In this case, the search slip identified 28 files as “responsive” or “potential[ly]” responsive. J.A. 104–05. Evidently as a result of further examination, the FBI reclassified the files, informing Dr. Shapiro that no records met his request. In response to Dr. Shapiro’s complaint that the FBI had withheld files indicated on the search slip as responsive, the FBI supplied an affidavit explaining that on review the files were found “either non-responsive because the files did not 4

relate to the specifics of [Dr. Shapiro’s] request or were legally destroyed.” J.A. 181–82. As to 16 numbered files, the affidavit specified which—whether they were non-responsive or destroyed. As to certain files, whose numbers had been redacted, the FBI response didn’t even disclose which of those two categories the FBI believed applicable.

(We pause to note that the FBI may not have needed to release its search slip to Dr. Shapiro in the first place. FOIA’s exemption 5 permits agencies to withhold “pre-decisional and deliberative” materials. Nat’l Sec. Archive v. CIA, 752 F.3d 460, 463 (D.C. Cir. 2014). Exemption 5 might have applied to the search slip in this case. See Assassination Archives & Research Ctr. v. CIA, 781 F. Appx 11, 13 (D.C. Cir. 2019) (per curiam) (unpublished). Nevertheless, the FBI gave Dr. Shapiro the search slip, enabling him to marshal it as evidence.)

In three respects, the FBI’s explanation doesn’t provide enough information to permit ruling for the government on summary judgement.

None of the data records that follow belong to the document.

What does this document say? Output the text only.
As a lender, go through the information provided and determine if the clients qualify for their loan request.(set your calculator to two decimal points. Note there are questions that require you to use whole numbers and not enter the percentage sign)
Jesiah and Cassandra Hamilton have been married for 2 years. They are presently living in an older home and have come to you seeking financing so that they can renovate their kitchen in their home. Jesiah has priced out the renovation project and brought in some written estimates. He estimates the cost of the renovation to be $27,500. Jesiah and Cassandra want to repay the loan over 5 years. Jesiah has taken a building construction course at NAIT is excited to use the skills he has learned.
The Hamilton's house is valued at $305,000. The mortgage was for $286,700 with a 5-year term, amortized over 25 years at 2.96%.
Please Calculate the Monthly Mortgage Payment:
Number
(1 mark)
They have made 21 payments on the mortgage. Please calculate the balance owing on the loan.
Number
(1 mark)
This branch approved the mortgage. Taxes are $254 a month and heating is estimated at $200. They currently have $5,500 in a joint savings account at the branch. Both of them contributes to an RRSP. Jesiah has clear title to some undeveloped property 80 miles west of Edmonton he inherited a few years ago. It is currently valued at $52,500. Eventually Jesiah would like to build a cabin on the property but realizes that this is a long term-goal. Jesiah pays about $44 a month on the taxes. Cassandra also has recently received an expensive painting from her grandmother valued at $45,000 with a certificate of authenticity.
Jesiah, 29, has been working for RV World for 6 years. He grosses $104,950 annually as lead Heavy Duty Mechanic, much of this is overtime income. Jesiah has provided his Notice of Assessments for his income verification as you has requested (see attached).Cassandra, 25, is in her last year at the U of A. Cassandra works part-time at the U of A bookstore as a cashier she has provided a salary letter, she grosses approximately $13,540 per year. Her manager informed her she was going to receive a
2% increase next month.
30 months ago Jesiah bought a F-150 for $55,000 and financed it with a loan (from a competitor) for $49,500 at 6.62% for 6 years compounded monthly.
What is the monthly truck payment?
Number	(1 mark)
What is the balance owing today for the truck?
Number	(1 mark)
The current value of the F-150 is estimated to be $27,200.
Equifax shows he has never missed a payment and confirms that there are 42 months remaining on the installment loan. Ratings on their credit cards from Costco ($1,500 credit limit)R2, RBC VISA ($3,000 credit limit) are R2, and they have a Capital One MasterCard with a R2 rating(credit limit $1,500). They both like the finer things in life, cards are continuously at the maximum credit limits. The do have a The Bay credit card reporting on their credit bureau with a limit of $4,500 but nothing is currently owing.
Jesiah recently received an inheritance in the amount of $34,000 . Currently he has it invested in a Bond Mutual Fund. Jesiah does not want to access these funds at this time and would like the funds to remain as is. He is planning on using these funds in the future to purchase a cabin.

First, the affidavit does not explain how the agency concluded that the files preliminarily listed as responsive did not relate to Dr. Shapiro’s request. (Dr. Shapiro makes no claim as to the file listed on the search slip as only potentially responsive. Reply Br. 15.) We recognize that the search slip purported only to record a preliminary finding. And obviously the law should not force an agency to jump through complex hoops merely because a preliminary review seemed positive; such a rule would likely incline an agency to take a rather grudging view in its first screening. What’s more, in FOIA cases, courts frequently rely on “reasonably detailed affidavit[s]” to affirm the nature and adequacy of an agency’s search. See DiBacco v. U.S. Army, 795 F.3d 178, 188 (D.C. Cir. 2015) (citation and quotation omitted). And we give these agency affidavits “a presumption of good faith.” SafeCard 5

Servs., Inc. v. SEC, 926 F.2d 1197, 1200 (D.C. Cir. 1991). But where a record’s presence on a search slip arose from some sort of “hit” in the FBI’s indexing system, and especially where the search slip distinguished between responsive and potentially responsive files, the FBI can obtain summary judgment (as to files originally identified as “responsive”) only by offering some non-conclusory justification for each ultimate classification as non-responsive. Id. at 1201 (affidavit cannot be “conclusory”).

Second, the affidavit says nothing—at least nothing clear—about the files whose numbers were redacted, though it identifies each numbered file as either non-responsive or destroyed.